Evaluation of satellite-derived HCHO using statistical methods
1Department of Atmospheric Science, Pusan National University, Korea
2Department of Atmospheric Science, University of Alabama in Huntsville, USA
3Harvard-Smithsonian Center for Astrophysics, Harvard University, USA
4Belgian Institute for Space Aeronomy (BIRA-IASB), Brussels, Belgium
Abstract. Most previous evaluations of satellite performance relied on pair wise comparisons with limited spatial and temporal coverage of surface-based measurements such as soundings and in-situ measurements. Especially, validation of satellite HCHO measurements is very difficult because ground-based HCHO measurements are extremely sparse. We use a new scientific approach, statistical analyses with empirical orthogonal function (EOF) and singular value decomposition (SVD), to provide three-dimensional results of comparisons with a global picture over long measurement periods. The EOF and SVD analyses with GOME, SCIAMACHY and OMI HCHO, and MOPITT CO show dipole distributions oscillating between northern and southern equatorial Africa with an annual cycle. This feature is exactly coincident with the spatial and temporal pattern of biomass burning occurring over tropical Africa. The double-peaked maximum seen in OMI HCHO is only marginally observed in SCIAMACHY and GOME HCHO seasonality over the northern tropical region during northern biomass-burning season. Spatial and temporal difference between two datasets may cause this discrepancy, but the detailed analysis for the cause requires an examination with a chemical model.
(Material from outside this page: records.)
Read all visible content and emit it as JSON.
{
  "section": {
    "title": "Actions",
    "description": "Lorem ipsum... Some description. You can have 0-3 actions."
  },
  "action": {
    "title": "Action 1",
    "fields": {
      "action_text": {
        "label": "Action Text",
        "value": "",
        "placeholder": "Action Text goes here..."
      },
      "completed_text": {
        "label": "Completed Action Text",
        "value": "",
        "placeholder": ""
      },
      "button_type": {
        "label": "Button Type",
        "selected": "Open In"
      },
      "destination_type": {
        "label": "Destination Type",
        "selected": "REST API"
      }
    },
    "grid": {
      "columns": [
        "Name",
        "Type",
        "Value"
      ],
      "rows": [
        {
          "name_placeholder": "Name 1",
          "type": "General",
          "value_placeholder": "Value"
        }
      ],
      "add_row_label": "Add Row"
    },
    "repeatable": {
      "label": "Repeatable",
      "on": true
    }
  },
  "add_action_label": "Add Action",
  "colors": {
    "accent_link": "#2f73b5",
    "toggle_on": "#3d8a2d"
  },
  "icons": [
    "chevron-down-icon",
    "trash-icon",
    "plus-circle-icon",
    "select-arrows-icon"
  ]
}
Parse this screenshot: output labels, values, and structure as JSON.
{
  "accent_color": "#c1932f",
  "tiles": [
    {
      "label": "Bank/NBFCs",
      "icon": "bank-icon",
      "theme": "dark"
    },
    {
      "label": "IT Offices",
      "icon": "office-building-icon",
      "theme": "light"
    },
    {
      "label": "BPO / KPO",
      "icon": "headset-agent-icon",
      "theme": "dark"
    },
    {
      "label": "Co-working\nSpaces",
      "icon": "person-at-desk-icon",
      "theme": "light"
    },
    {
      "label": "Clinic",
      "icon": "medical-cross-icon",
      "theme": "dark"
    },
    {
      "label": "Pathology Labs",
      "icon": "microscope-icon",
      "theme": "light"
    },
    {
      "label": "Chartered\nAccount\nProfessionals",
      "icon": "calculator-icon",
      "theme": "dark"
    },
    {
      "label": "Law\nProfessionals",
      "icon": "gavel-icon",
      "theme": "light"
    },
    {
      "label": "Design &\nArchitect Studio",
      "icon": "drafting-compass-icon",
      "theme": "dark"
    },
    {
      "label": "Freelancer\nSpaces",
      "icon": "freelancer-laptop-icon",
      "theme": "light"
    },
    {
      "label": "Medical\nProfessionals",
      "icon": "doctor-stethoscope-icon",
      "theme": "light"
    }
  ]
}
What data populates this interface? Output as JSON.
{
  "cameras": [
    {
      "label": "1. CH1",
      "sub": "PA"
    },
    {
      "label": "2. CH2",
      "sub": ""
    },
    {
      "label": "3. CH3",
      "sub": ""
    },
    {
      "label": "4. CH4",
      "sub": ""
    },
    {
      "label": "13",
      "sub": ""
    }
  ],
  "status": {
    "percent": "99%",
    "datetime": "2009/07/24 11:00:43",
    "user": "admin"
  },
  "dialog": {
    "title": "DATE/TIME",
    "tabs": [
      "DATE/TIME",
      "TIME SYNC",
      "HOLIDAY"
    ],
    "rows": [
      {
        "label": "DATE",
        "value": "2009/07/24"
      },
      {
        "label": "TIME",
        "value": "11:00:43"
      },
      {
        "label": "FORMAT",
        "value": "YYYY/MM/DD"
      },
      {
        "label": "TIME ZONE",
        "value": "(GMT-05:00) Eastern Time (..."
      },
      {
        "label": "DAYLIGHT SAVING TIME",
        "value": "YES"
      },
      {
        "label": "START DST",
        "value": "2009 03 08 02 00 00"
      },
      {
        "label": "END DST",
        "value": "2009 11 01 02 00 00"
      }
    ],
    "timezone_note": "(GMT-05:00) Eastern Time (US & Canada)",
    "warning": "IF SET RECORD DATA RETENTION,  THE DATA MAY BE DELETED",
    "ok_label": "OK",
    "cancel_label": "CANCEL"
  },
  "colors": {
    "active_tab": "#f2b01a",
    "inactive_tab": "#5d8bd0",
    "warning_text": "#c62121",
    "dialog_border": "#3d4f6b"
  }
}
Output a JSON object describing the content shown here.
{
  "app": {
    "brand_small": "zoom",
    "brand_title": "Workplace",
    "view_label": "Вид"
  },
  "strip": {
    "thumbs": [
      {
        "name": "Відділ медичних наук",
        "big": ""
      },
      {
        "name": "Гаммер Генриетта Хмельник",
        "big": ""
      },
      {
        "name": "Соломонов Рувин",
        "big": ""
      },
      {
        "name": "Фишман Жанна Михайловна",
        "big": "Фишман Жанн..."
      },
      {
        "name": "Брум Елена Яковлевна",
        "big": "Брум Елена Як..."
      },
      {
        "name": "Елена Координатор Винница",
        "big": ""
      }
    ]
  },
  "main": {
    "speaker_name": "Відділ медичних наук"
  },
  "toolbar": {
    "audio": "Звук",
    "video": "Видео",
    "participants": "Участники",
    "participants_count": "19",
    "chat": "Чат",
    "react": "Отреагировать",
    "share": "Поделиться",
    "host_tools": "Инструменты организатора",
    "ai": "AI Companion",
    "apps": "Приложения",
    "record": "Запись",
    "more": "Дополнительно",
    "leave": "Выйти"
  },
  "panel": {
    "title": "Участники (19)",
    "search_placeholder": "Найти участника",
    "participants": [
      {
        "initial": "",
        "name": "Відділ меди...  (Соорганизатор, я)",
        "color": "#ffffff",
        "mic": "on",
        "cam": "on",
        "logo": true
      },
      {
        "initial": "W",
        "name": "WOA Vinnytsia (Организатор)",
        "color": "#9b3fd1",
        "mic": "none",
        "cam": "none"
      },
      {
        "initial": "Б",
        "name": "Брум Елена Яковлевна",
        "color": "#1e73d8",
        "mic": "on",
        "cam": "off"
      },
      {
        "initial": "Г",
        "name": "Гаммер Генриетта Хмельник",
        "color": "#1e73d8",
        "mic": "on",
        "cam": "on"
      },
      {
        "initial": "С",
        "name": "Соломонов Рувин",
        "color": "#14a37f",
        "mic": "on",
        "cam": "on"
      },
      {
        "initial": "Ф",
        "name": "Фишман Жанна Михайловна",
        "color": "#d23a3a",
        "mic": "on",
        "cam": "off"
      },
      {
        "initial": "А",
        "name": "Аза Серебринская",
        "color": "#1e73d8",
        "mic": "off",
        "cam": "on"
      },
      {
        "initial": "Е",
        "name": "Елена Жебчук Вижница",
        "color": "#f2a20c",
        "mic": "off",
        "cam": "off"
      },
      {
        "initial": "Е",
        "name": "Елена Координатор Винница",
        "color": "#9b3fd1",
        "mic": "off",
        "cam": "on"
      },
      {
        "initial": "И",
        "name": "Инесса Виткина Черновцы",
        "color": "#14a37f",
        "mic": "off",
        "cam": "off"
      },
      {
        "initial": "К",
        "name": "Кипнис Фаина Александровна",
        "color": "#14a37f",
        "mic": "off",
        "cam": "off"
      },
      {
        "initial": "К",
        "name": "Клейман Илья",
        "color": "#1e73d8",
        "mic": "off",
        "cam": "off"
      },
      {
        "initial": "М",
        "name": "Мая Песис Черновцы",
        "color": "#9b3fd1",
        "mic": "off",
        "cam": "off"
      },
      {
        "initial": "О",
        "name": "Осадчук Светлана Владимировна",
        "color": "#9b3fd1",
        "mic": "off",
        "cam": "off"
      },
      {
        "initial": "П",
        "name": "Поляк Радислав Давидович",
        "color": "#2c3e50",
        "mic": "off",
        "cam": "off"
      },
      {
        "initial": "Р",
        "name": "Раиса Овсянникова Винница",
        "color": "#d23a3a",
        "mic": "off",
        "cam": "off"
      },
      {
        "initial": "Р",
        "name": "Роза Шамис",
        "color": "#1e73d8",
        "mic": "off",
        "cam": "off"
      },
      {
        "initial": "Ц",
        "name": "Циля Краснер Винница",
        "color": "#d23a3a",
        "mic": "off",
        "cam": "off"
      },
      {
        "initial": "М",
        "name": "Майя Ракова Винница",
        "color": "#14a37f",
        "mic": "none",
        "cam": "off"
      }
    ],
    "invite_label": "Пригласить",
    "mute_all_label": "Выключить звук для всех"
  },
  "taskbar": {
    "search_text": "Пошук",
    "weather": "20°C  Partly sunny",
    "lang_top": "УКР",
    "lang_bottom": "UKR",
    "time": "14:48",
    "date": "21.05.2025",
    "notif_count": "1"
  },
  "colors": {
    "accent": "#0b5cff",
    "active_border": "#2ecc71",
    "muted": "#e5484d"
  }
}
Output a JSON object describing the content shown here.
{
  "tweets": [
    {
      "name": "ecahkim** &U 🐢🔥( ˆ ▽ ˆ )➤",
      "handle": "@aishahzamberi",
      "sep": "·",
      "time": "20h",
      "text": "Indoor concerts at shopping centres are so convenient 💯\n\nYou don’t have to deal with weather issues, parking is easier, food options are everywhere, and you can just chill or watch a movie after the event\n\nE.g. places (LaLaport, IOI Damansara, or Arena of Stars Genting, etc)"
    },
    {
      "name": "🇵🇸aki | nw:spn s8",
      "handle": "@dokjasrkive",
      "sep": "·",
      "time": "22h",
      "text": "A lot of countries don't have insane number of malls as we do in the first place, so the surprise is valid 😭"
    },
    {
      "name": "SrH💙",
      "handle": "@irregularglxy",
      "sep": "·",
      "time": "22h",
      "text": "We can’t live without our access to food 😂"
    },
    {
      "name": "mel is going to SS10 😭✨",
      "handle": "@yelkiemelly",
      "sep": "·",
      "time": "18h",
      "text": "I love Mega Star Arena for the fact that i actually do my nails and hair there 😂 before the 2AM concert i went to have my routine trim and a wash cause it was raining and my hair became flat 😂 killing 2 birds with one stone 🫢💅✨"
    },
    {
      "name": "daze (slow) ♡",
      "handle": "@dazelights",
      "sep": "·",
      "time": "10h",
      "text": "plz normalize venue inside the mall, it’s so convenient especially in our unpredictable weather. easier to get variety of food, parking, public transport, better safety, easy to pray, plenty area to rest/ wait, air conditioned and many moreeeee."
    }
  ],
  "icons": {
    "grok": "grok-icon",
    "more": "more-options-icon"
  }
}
The statistical analyses of all data indicate that biomass-burning activity over South America is responsible for the HCHO seasonality over that continent. We have not observed any evidence to support the influence of biogenic activity on HCHO over these regions; however, we find robust evidence that biomass burning is the strongest source of HCHO over tropical Africa and South America. We also found that these statistical tools are a very efficient method for evaluating satellite data.